Step forward, shared ownership.

What is shared ownership?

Shared ownership schemes are aimed at people who do not have enough income or savings to buy a property outright.

Instead, would-be purchasers are allowed to buy a percentage of a home ranging from a quarter up to 75% – with rent payable to either a housing association or private developer on the remaining share.

There is always the option to buy further ‘portions’ of the property at a later date. This is known as ‘staircasing’, with each increment decreasing the amount of rent owed.

The schemes tend to be offered on new-build properties, although some housing associations do sell on older homes on a shared ownership basis.

It is important to note that shared ownership schemes are run slightly differently in Northern Ireland, Wales and Scotland.

What are the disadvantages of shared ownership?
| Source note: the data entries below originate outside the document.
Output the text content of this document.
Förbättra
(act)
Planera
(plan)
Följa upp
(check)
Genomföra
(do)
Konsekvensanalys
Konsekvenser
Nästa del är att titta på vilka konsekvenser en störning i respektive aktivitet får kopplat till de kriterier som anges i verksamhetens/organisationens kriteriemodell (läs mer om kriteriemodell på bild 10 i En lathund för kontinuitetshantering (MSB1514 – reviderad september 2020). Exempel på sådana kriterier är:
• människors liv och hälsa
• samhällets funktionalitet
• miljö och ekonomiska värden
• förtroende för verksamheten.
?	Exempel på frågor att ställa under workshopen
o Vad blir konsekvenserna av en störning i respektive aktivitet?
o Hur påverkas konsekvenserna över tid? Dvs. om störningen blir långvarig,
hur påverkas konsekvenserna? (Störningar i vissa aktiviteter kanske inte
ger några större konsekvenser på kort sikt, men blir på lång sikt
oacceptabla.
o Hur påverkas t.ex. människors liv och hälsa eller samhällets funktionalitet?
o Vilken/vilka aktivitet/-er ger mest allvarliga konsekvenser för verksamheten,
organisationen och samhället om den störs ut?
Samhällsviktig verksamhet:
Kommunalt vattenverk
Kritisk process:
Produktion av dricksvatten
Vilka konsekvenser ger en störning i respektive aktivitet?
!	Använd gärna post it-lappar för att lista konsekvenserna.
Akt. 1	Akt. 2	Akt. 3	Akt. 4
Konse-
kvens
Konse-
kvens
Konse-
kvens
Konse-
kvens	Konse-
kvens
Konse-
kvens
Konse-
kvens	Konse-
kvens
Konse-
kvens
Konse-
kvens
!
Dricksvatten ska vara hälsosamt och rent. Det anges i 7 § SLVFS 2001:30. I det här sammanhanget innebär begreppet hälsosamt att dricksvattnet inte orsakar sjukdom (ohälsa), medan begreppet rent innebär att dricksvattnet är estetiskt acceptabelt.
Shared ownership in England is offered on a leasehold, rather than freehold basis. This means that ownership only lasts for a fixed term and the land a property stands on does not belong to you.

In many cases, this means that the landlord (and in the case of shared ownership, this may be a housing association or private developer) can charge maintenance costs. As well as factoring in mortgage payments and rent, owners need to be aware that these maintenance fees may rise in the future.

In addition, some providers may place restrictions on the staircasing process. In some cases it may be possible to buy 100% of the property, but in others there could be a ceiling and only a certain number of increments allowed.

A conveyancer will be able to check the fine print so you will be able to make an informed decision when it comes to weighing up the pros and cons of shared ownership.